Como material de estudo, no tempo em que não havia nem fotocópias nem Internet, tínhamos livros na Biblioteca, que era excelente, não hesito em afirmá-lo. Eram essencialmente volumosos tratados, na sua quase totalidade escritos em língua francesa. Os professores portugueses não eram muito dados a escrever livros. O que tínhamos, sim, eram as chamadas “sebentas”, volumes dactilografados por algum estudante mais capaz de coligir bons apontamentos das aulas. Claro que esses volumes eram vendidos e os lucros eram para o estudante que os coligia. Havia um funcionário que os armazenava e, mediante uma pequena percentagem, servia de livreiro. O seu nome: o senhor Manuel dos desenhos, este qualificativo “dos desenhos” vinha de ele ser o responsável pelas portas de uma sala onde tinham lugar todas as cadeiras de Desenho que constavam do nosso curriculum: Desenho Rigoroso, Desenho de Máquinas, Desenho Topográfico…
Nos anos em que frequentei as aulas do Professor Esparteiro (1958/59 e 1959/60), então próximo da sua jubilação, havia a “sebenta” do Miranda, um conhecido e muito procurado explicador para alunos do 1.º ano; depois apareceu outro “autor” das respetivas sebentas que foi um condiscípulo um ano mais avançado e que veio aliás a fazer uma brilhante carreira de matemático como professor e investigador: o Graciano Neves de Oliveira.
Na verdade, Manuel Marques Esparteiro, como grande número de docentes universitários de então, não foi prolífico na escrita de livros ou trabalhos de investigação: sei que publicou uma dissertação para o seu doutoramento e uma outra para o concurso que equivaleria ao que hoje, em 2012, chamamos a agregação. Era assim naquele tempo! Não o condeno, pois embora não escrevesse, a sua cultura matemática era vasta e isso percebia-se por vezes nas aulas que dava.

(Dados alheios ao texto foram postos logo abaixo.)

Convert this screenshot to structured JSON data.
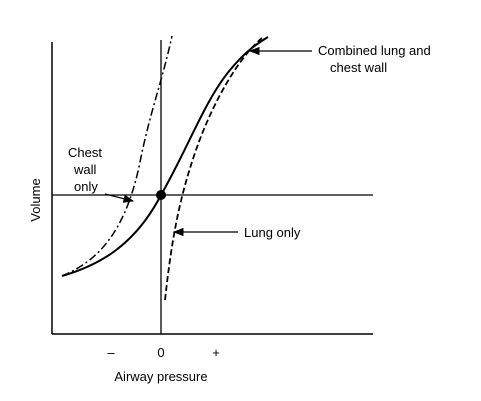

Já jubilado, continuou a apreciar as coisas boas da vida. Costumava participar em almoços organizados, nos meses de verão, por uma empresa de seca de bacalhau, na Figueira da Foz. E embora preferisse as dietas vegetarianas, nunca, nesses almoços, se eximiu a uma boa sardinhada ou bacalhoada, enquanto comentava:  De vez em quando, também temos de fazer uma asneira!

Veio a falecer atropelado, creio que bem ultrapassados os 80 e muitos anos!